Overfeeding and rotting food can stink, but generally an aquarium won't smell if you have a more-than-adequate sized filter with carbon, and keep your water clean.


----------



## dprUsh83 (Sep 11, 2006)

Been sailing smooth for a little while now, thank you though! :wink:


----------



## Nick (Aug 2, 2006)

I see you hav 2 clown loaches in a 10 gallon tank!!!!!!!! I would remove them ASAP and put them in the 30 gallon. 30 gallons still isnt enough but its better than 10!


----------



## dprUsh83 (Sep 11, 2006)

flattrack23 said:


> I see you hav 2 clown loaches in a 10 gallon tank!!!!!!!! I would remove them ASAP and put them in the 30 gallon. 30 gallons still isnt enough but its better than 10!
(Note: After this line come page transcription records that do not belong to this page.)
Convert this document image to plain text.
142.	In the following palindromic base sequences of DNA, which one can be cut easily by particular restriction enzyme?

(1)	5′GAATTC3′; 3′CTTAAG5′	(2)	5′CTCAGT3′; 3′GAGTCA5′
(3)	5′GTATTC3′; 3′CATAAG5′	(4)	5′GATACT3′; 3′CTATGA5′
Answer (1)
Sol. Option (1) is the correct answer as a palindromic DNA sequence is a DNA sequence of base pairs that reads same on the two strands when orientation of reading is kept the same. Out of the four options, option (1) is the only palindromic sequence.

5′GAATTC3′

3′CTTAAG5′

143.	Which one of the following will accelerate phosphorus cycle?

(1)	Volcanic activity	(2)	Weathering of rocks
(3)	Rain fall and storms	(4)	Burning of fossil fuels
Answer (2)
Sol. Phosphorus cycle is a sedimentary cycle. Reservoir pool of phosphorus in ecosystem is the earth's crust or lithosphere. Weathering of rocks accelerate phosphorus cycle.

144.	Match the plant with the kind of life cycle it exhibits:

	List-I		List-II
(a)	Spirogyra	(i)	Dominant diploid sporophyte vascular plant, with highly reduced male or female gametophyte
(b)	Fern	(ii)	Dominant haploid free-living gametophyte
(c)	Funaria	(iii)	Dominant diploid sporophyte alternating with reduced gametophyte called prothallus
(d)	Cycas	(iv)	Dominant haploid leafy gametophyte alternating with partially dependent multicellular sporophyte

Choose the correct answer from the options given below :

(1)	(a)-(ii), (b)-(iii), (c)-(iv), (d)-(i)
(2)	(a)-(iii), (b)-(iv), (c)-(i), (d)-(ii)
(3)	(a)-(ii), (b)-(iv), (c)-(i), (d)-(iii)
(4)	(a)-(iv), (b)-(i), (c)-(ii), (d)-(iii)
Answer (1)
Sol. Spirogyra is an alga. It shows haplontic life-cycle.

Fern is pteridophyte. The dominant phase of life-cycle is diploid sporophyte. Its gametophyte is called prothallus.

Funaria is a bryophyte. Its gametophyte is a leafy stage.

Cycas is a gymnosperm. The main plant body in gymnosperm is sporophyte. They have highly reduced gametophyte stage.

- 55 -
Got your message in the other thread where you said the same thing, I appreciate the advice.


----------



## jsm11482 (Aug 8, 2006)

Our tank actually smells good, I think it is the substrate that makes it smell nice and fresh (vermiculite and sand).


----------



## Tracy (Aug 4, 2006)

Nothing smelly about my aquariums (or I wouldn't want them in the house), and apparently the mature water which is high in nitrates makes great water for plants (so when you clean your aquarium, use it for your plants instead of throwing it out, because it has the 'fish fertilizer' in it.)


----------



## Andrew (Oct 24, 2006)

something wrong with your water then, something isnt being broken down by the filter maybe that is the source of the problem, or over stocking or overfeeding, or irregular water changes- algae has a potent oder maybe its that- my tank smells fresh, you know how a(this will sound weird) but when you get a new potted plant from a tropica display tank- well tht smell.

Ok i am mad- but does anyone else think algae has an almost metallic smell to it?


----------



## dprUsh83 (Sep 11, 2006)

This post date was long ago, the smell resided long ago. Appreciate the help, but it's time for this thread to finally die. :lol:


----------



## Lupin (Aug 2, 2006)

Then consider it lock.:wink2: The pic is too gruesome, dprUsh83.:blueshake:


----------